Thought Wheel

From the mind of Ann Chiappetta

In the spirit of Revisions #4

| Filed under Fiction Relationships Uncategorized Writing Life

What did you say? Dialogue and how saying less means more. Yes, that’s right, readers. In this manuscript, as its author, I am finding the conversations falling flat. I admit I struggle with writing effective and compelling dialogue. In this case, it’s most likely due to the writing being old and written strictly for word count. Some of the dialogue is perfunctory, like a robot is speaking, other lines just seem to just take up space and don’t advance the story. So, what, exactly do I look for or listen for to determine when dialogue is good versus when it is poorly written?
Read it out loud. If it sounds stilted or obtuse, it is – unless, that is, you want it to be interpreted as obtuse or stilted, .
Be consistent with whatever speech patterns you choose.
Ask yourself, would this character speak this way? Ask if what the character says is giving to much or too little information and conversation. Also, if there is a reason to insert misspellings, it better be a good one and it better not distract the reader overly much or don’t do it. Nothing pulls a reader out of a story more than bad dbialogue. In contrast, nothing pulls in a reader than realistic, compelling dialogue. There is a scene where Griffin is drunk and the line before he begins talking mentions he is slurring. Originally I slurred the actual words. The revision removes the slurred words and because I mentioned that he was slurring, the reader can take it from there. No need to overdramaticize or belabor the fact that he’s drunk.
Dialogue helps move along the story, take a break from exposition, and can advance the plot and allows the reader to empathize with the characters. Poorly written dialogue can turn off the reader and we don’t want to lose the reader, do we?
Think about reading Pig Latin. Remember that secret language? The writer doesn’t want dialogue to be confusing or opaque like Igpay Atinlay.  What the heck is Pig Latin, you might be thinking. Go here to find out:
https://en.wikipedia.org/wiki/Pig_Latin

Here are some other tips:
Listen to conversations and how people talk. Pay attention to the natural speech patterns of your colleagues, friends and even folks on line at the grocery store. Think about how you would write it, then practice. Read, read, and read some more.Write every day. Work that mental muscle and it will make a difference.

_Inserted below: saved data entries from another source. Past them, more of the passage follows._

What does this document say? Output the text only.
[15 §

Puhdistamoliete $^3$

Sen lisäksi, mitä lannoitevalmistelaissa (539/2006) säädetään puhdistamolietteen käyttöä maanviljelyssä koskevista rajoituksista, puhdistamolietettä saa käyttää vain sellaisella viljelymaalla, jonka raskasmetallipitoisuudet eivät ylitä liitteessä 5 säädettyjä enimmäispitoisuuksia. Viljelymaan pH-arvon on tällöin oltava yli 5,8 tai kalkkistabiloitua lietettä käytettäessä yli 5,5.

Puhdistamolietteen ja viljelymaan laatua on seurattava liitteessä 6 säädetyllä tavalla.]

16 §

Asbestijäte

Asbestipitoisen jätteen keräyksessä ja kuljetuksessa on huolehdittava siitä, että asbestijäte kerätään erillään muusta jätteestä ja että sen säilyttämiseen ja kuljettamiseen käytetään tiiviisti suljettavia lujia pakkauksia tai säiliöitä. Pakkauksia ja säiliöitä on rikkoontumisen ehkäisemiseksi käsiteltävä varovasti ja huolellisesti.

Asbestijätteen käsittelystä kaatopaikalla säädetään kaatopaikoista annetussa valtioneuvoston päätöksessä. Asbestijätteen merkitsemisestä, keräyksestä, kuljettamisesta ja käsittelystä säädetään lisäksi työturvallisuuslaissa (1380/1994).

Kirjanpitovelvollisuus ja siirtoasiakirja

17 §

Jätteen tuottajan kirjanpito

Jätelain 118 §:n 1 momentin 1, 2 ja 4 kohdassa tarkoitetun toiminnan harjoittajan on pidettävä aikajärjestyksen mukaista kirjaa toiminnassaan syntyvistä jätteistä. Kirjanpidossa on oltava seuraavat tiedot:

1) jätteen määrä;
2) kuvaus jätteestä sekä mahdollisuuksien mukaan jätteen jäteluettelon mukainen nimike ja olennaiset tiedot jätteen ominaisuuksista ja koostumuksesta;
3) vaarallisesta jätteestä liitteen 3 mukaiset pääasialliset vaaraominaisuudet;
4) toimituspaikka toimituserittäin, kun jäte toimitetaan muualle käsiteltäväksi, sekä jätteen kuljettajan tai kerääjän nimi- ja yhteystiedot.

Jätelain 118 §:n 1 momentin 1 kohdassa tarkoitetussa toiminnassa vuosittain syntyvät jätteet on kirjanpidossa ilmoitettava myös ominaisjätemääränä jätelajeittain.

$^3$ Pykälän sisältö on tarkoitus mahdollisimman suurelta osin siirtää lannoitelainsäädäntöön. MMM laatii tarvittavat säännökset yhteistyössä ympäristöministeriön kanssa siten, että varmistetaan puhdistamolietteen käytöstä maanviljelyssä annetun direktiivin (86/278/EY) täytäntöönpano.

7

Here is another glimpse into the story with dialogue. It is between Griffin, his good friend, George Po, and then Jillian over the phone.

Griffin stood by the carp pond on the roof of his three-story canyon house, tossing in freeze dried fish flakes and nutritional pellets. The carp, about six or so, came out from the depths of the pond and skimmed the surface, missing nothing. In moments the surface of the pond was again calm and the carp sounded back down to the pool’s bottom. He noticed that the ficus tree his gardener, George, had placed next to the pond was finally growing leaves.
“No touch, Mr. Griffin,” George Po reminded him, “they drop leaf when you touch.”
Griffin smiled and patted his shoulder,
“You know what’s best, George. I’m glad you stayed on after dad died.”
George’s Asian feature saddened, and for a moment Griffin thought he would cry; George and his dad were very close, and at times Griffin found that the wizened old Chinese gardener needed more comforting than he did.
The two men stood in silence, the hot breeze stirring leaves on the trees dispersed within the peaceful garden.
“Dad said he wanted you to add to the area near the pond, remember?”
“Ah, yes he sit there many times. I put tree there to honor him.”
They stood together looking at the flourishing ficus and dwarf cherry blossom trees shading a bench where Marchall used to sit to feed the carp. Griffin watched a stray leaf skitter across the bench beside the pond and land in it, bobbing in its own wake. The largest carp, which he’d named Moby, rose to the surface, his pentode orange and white coloration gave im an odd, haphazard look, as if he were rusting. He and George watched as Moby zeroed in on the leaf, then nosed it along the surface until it got waterlogged and sank.
Griffin thought of Jillian, how she played with the carp, laughing whenever one nibbled on her fingers, the same fingers he wanted to take and do very erotic things with .
“You think of the lady who pets the fish.” Said George, a sly look narrowing his eyes, “She is beautiful.?
Griffin laughed; surprised George had even remembered being told about her one night over dinner. They were both fond of hot chilies and cold beer. George did the cooking and usually Griffin did the talking.
“Yes, she’s beautiful. Moby liked her,” Griffin admitted, gesturing to the big carp. He tried to cull down Jillian’s physical traits, sure that he didn’t like at least one thing about her but found himself liking everything.
“You bring her to dinner?” asked George, “I make special dumplings, maybe scallops?”
“Yes, that sounds good, ”
He glanced at his watch,
“I’ll call her now and let her know. She teaches at night a few times a week but I’m not sure which nights.” He flipped open his cell and dialed.
“Hello Tiger.” She answered.
“Hello Dragon Lady.” He replied, “Got a sec?”
“For you? I’ve got as many as you need, what’s up?”
“George and I were feeding the carp when he said he’d love to cook for you. “
“Oh, that’s sweet, Griffin. I’m free Thursday and Friday.”
“How about Thursday? That’s our usual day anyway.” He glanced over at George, who was listening, and he nodded, then walked away to give Griffin some privacy.
“Thursday it is, then. Does George like anything that he won’t get for himself?” asked Jillian.
“H-m-m, he loves a good cigar. What I’d call big, fat, and stinky.”
They laughed.
“Okay, but I’m not getting him more than a few. It’s a terrible habit.”